Cała ekipa zgromadzona w domu to zbieranina kilku narodowości. Niezwykłe jest to, że większość ludzi porozumiewało się trzema językami (hiszpański, angielski, francuski), płynnie przechodząc z jednego do drugiego, tylko z czasu orientując się, że są tu tacy, co nie władają hiszpańskim czy francuskim.
Okolica willi to wysokie strzeliste góry, na których szczyt trzeba było patrzeć z wysoko zadartą głową. I to właśnie te góry są źródłem spływającego wieczornego chłodu. Kiedyś myślałem, że tutejsi "Indianie" nie mają pojęcia, co to jest zimno, bo nie widzieli nigdy prawdziwej zimy, ale gdy mi było już zimno jak cholera, oni wydawali się niewzruszeni. Rozmawiałem o tym z Hesą, gospodynią domu. Ona przyznała, że też to zauważyła. Doszliśmy wspólnie do wniosku, że musi to być uwarunkowanie klimatyczne. Dla nas zimno to sygnał "ubierz się, bo zginiesz", a dla nich "przez chwilę będzie zimno i przestanie". Micha (kolega z Niemiec) trafnie to spuentował mówiąc, że my ludzie wschodu nigdy tak naprawdę nie doświadczamy zimna, bo zawczasu ubieramy się szczelnie.

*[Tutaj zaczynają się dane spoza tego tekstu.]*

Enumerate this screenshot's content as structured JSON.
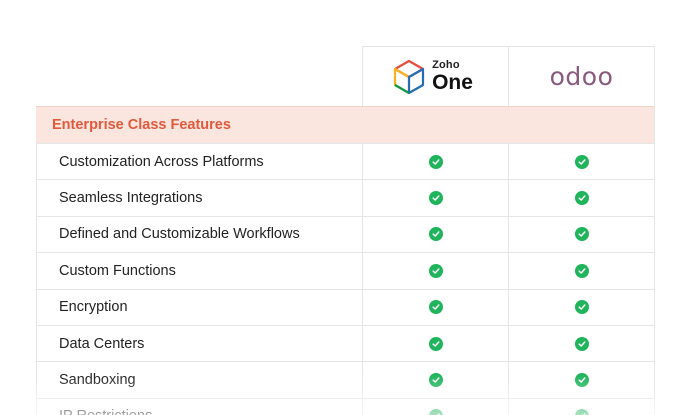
{
  "header": {
    "zoho": {
      "brand": "Zoho",
      "product": "One"
    },
    "odoo": {
      "logo_text": "odoo"
    }
  },
  "section": {
    "title": "Enterprise Class Features"
  },
  "rows": [
    {
      "label": "Customization Across Platforms",
      "zoho": "check",
      "odoo": "check"
    },
    {
      "label": "Seamless Integrations",
      "zoho": "check",
      "odoo": "check"
    },
    {
      "label": "Defined and Customizable Workflows",
      "zoho": "check",
      "odoo": "check"
    },
    {
      "label": "Custom Functions",
      "zoho": "check",
      "odoo": "check"
    },
    {
      "label": "Encryption",
      "zoho": "check",
      "odoo": "check"
    },
    {
      "label": "Data Centers",
      "zoho": "check",
      "odoo": "check"
    },
    {
      "label": "Sandboxing",
      "zoho": "check",
      "odoo": "check"
    },
    {
      "label": "IP Restrictions",
      "zoho": "check",
      "odoo": "check"
    }
  ],
  "colors": {
    "accent": "#e05a3c",
    "section_bg": "#fbe5df",
    "check": "#20b55c",
    "odoo_purple": "#8a5a7e"
  }
}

Nowy Rok wedle zwyczaju tu panującego witaliśmy wcinając winogrona. Tak. Gdy gong zegara wybija północ, przy każdym jego uderzeniu trzeba zjeść jedno winogrono. Brzmi to śmiesznie i łatwo, a dodam, że stoi się przy tym na krześle, lecz tempo konsumpcji jest zabójcze. Już przy dziewiątym zastanawiałem się czy je wszystkie zmieszczę.
Zostałem tu jeszcze jeden dzień, po czym ruszyłem dłuższą drogą przez góry nieopodal wulkanu Telde na południowo-wschodnią część wyspy, gdzie kupiłem bilet na prom i wróciłem do San Sebastian. Szczęśliwy traf sprawił, że prognoza pogody zdała być się przychylna wyjściu w morze i podróży na Gran Canarię. Poprzednie dni, które spędziłem na Gomerze, obfitowały w silny wschodni wiatr i rozbudowaną falę. Wyjście w tych warunkach zdawało się być niemożliwe. Wydostałem się z Gomery idąc początkowo półwiatrem na wschód. Po jakimś czasie wiatr odkręcił i miałem go prosto na twarz. Cały czas halsując poruszałem się z wolna. Cały następny dzień spędziłem na rodeo. Krótka wysoka fala i jakieś 12-14 knt wiatru. O zmierzchu dotarłem w okolice Mogan, ciągnąc korzystnym halsem, aż pod same skały. Wiatr ucichł, morze wyprasowano. Tak, to zdecydowanie lepsze warunki na żeglowanie nocą blisko brzegu. Po przejściu nieopodal Mas Palomas już było z górki, wiatr się odkręcił i płynąłem pełnym. I jak to zazwyczaj bywa, gdy GPS mówił, że została nieco ponad godzina do Las Palmas, zdechło i odkręciło. No, co. Stoimy! Jeszcze niedawno to bym się wściekł, ale miałem już takie przygody. Nie ma co za wcześnie witać się z gąską!
Po dwóch dniach i ośmiu godzinach dotarłem na miejsce.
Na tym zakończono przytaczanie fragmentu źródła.